L'infirmerie est dans un état de délabrement avancé, suite à une inondation.

Dans le prolongement du couloir, la cour où les enfants peuvent courir, faire du toboggan, jouer, et marcher sur la ligne blanche, élément essentiel dans une ambiance Montessori 3-6 ans.

Depuis maintenant 4 ans, la casa del niño a adopté pour les enfants qu'elle accueille la pédagogie Montessori. La fondation Montessori Argentine a offert la formation d'éducateur 3-6 ans à une éducatrice. La majeure partie du matériel est fabriquée par les éducatrices.


Les débuts furent très difficiles, me raconte Graciela, la directrice. Les enfants s'arrachaient le matériel, le cassaient, ne le remettaient jamais en place. Puis, petit à petit, les enfants se sont posés. Ces enfants qui arrivaient pour la plupart sales, violents les uns envers les autres, n'écoutant pas les adultes, se sont transformés.

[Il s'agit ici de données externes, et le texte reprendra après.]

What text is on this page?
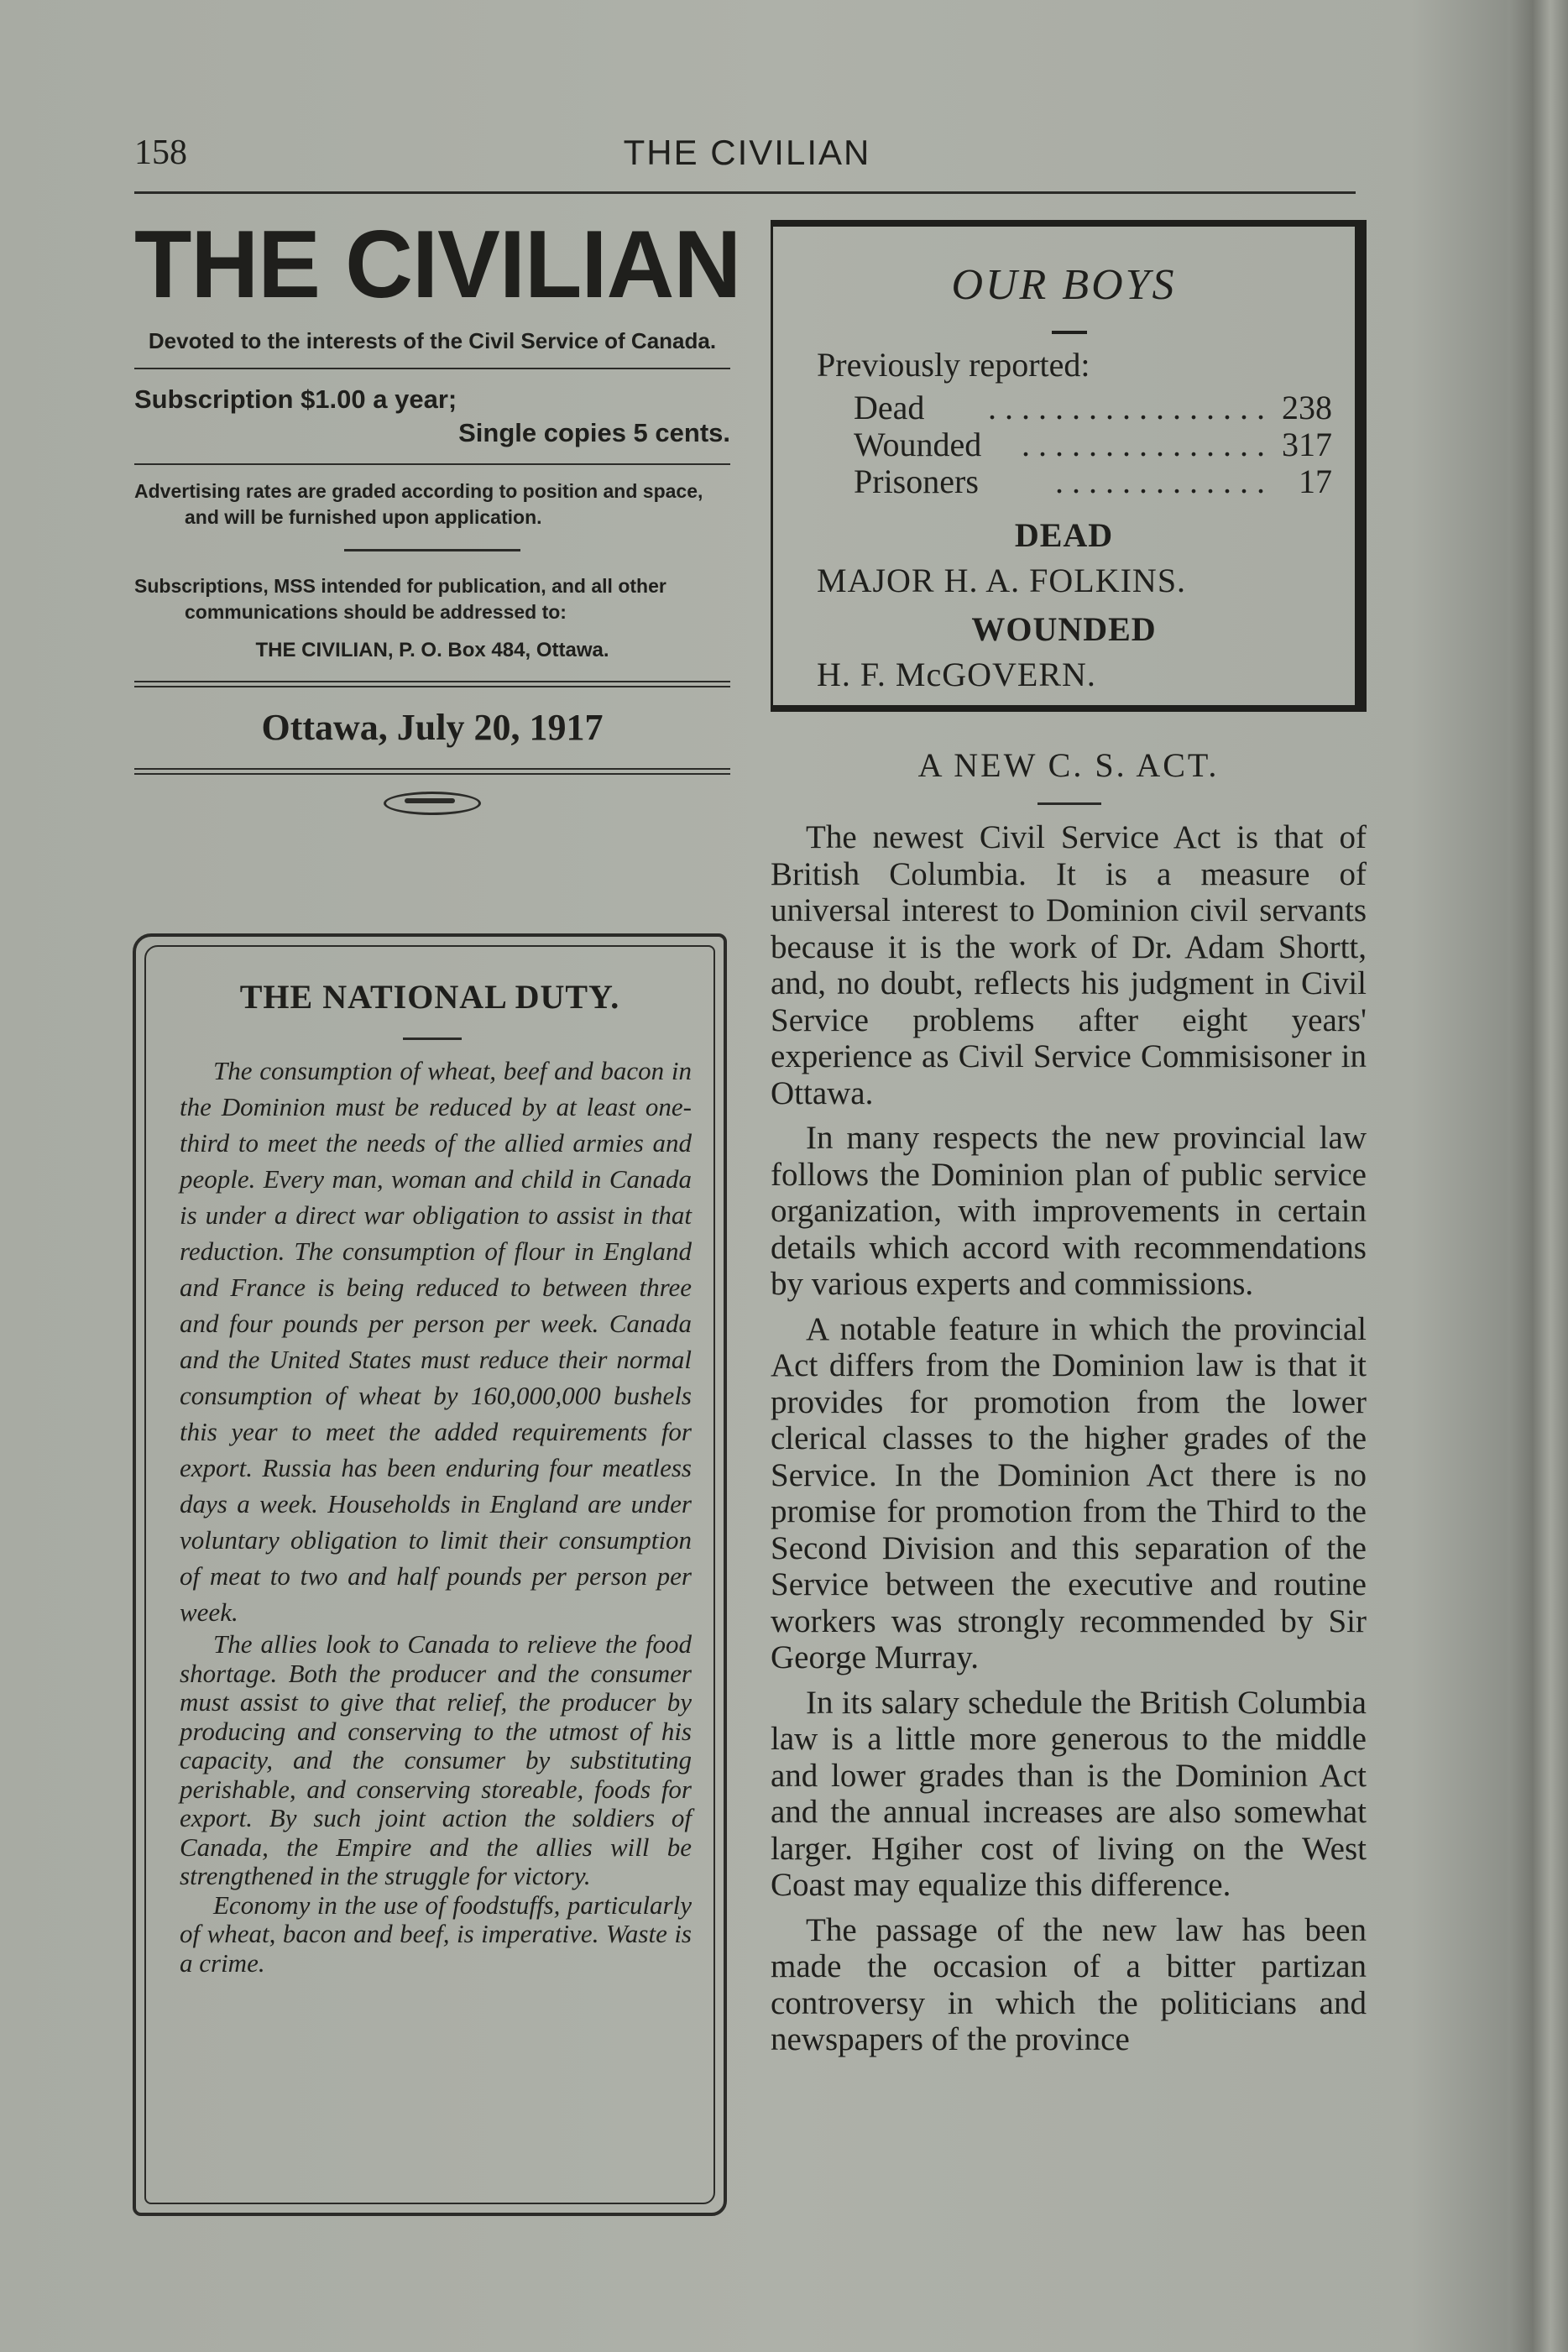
158	THE CIVILIAN
THE CIVILIAN
Devoted to the interests of the Civil Service of Canada.
Subscription $1.00 a year;
Single copies 5 cents.
Advertising rates are graded according to position and space, and will be furnished upon application.
Subscriptions, MSS intended for publication, and all other communications should be addressed to:
THE CIVILIAN, P. O. Box 484, Ottawa.
Ottawa, July 20, 1917
THE NATIONAL DUTY.

The consumption of wheat, beef and bacon in the Dominion must be reduced by at least one-third to meet the needs of the allied armies and people. Every man, woman and child in Canada is under a direct war obligation to assist in that reduction. The consumption of flour in England and France is being reduced to between three and four pounds per person per week. Canada and the United States must reduce their normal consumption of wheat by 160,000,000 bushels this year to meet the added requirements for export. Russia has been enduring four meatless days a week. Households in England are under voluntary obligation to limit their consumption of meat to two and half pounds per person per week.

The allies look to Canada to relieve the food shortage. Both the producer and the consumer must assist to give that relief, the producer by producing and conserving to the utmost of his capacity, and the consumer by substituting perishable, and conserving storeable, foods for export. By such joint action the soldiers of Canada, the Empire and the allies will be strengthened in the struggle for victory.

Economy in the use of foodstuffs, particularly of wheat, bacon and beef, is imperative. Waste is a crime.

OUR BOYS
Previously reported:
Dead	. . . . . . . . . . . . . . . . . 238
Wounded	. . . . . . . . . . . . . . . 317
Prisoners	. . . . . . . . . . . . . 17
DEAD
MAJOR H. A. FOLKINS.
WOUNDED
H. F. McGOVERN.
A NEW C. S. ACT.

The newest Civil Service Act is that of British Columbia. It is a measure of universal interest to Dominion civil servants because it is the work of Dr. Adam Shortt, and, no doubt, reflects his judgment in Civil Service problems after eight years' experience as Civil Service Commisisoner in Ottawa.

In many respects the new provincial law follows the Dominion plan of public service organization, with improvements in certain details which accord with recommendations by various experts and commissions.

A notable feature in which the provincial Act differs from the Dominion law is that it provides for promotion from the lower clerical classes to the higher grades of the Service. In the Dominion Act there is no promise for promotion from the Third to the Second Division and this separation of the Service between the executive and routine workers was strongly recommended by Sir George Murray.

In its salary schedule the British Columbia law is a little more generous to the middle and lower grades than is the Dominion Act and the annual increases are also somewhat larger. Hgiher cost of living on the West Coast may equalize this difference.

The passage of the new law has been made the occasion of a bitter partizan controversy in which the politicians and newspapers of the province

Ils parlent plus bas, font les choses plus doucement, apprennent à attendre, à partager..
Les enfants ont gagné une belle sécurité intérieure…

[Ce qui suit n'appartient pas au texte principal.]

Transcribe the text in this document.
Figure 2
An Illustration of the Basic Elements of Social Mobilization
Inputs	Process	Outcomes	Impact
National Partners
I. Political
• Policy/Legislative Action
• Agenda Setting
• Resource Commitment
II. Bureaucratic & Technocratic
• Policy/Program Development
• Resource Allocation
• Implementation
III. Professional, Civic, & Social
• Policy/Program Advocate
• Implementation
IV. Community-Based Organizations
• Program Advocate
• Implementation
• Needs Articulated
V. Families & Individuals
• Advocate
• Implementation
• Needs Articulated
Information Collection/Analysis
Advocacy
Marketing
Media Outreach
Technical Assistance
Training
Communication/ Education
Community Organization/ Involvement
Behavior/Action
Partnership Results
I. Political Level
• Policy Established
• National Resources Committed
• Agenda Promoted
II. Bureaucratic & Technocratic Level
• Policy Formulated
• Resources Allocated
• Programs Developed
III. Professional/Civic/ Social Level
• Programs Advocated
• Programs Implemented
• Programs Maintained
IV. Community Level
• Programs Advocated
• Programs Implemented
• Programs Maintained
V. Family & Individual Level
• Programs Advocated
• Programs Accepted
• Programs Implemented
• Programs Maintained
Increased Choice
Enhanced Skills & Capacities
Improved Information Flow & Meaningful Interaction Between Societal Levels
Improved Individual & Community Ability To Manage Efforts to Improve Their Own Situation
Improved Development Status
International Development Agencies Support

De l'ordre dans toutes leurs activités, dans leur façon de penser et d’agir.

Le choix: Les enfants savent maintenant qu'ils peuvent choisir ce qui est bon pour eux. C'est un aspect très important pour la directrice qui répete cela plusieurs fois lors de notre entretien. Elle définit même cela comme le but de leur travail: Donner aux enfants la possibilité de penser, de décider et de savoir qu'ils peuvent étudier, travailler, et sortir un jour du « barrio »

Les connaissances: Ils se rendent compte de tout ce qu'ils peuvent apprendre, comprendre et s'ouvrent sur le monde. Un père a raconté un jour à la directrice avoir appris par le biais de sa petite fille de 5 ans l'existence des continents et des pays

Des résultats: Il y a encore quelques années, les enfants de ce quartier étaient les derniers de leurs classes. Aujourd'hui, après être passés par le jardin d'enfants Montessori de la casa del niño, ils sont dans les premiers. Certains savent lire à 5 ans. Tandis que leurs grands frères et sœurs qui n'ont pas eu la chance de passer par là, ne savent pas toujours.

A l'étage, les 6-15 ans. Pour eux, il n'y a pas de classe Montessori, mais des ateliers. Ici, l'atelier de menuiserie, équipé de matériel et d'un professeur menuisier de profession. Des ateliers sont offerts aux papas aussi.

La feria Americana: Aujourd’hui, les garçons façonnent des petits objets de décoration pour noël que les filles vont peindre, et qui seront vendus la semaine prochaine à la "feria americana"qui se tient dans un quartier voisin, ceci dans le but de récolter des fonds pour le fonctionnement de l’école.

Pendant ce temps là, les filles se rafraîchissent dans la cour, il fait environ 40°C ce matin!


Un seau d'eau sur la tête par la maîtresse, 40° ou pas, ça fait toujours bien rire les copines.
Une menace de fermeture pèse sur la casa del niño. En raison des difficultés économiques du pays, le gouvernement ne donne plus ce qu'il avait l'habitude de verser. L'école est à la recherche d'aide, de fonds, de matériel, de bénévoles.
Si la situation perdure, le lieu ne pourra plus fonctionner. Le personnel (hormis les bénévoles) sera obligé de chercher du travail ailleurs. Les professeurs me parlent de la situation les yeux mouillés pendant que les enfants rient et s'amusent innocemment autour de nous, ignorant que ce lieu qui peut ni plus ni moins sauver leurs vies, va peut-être devoir leur fermer ses portes.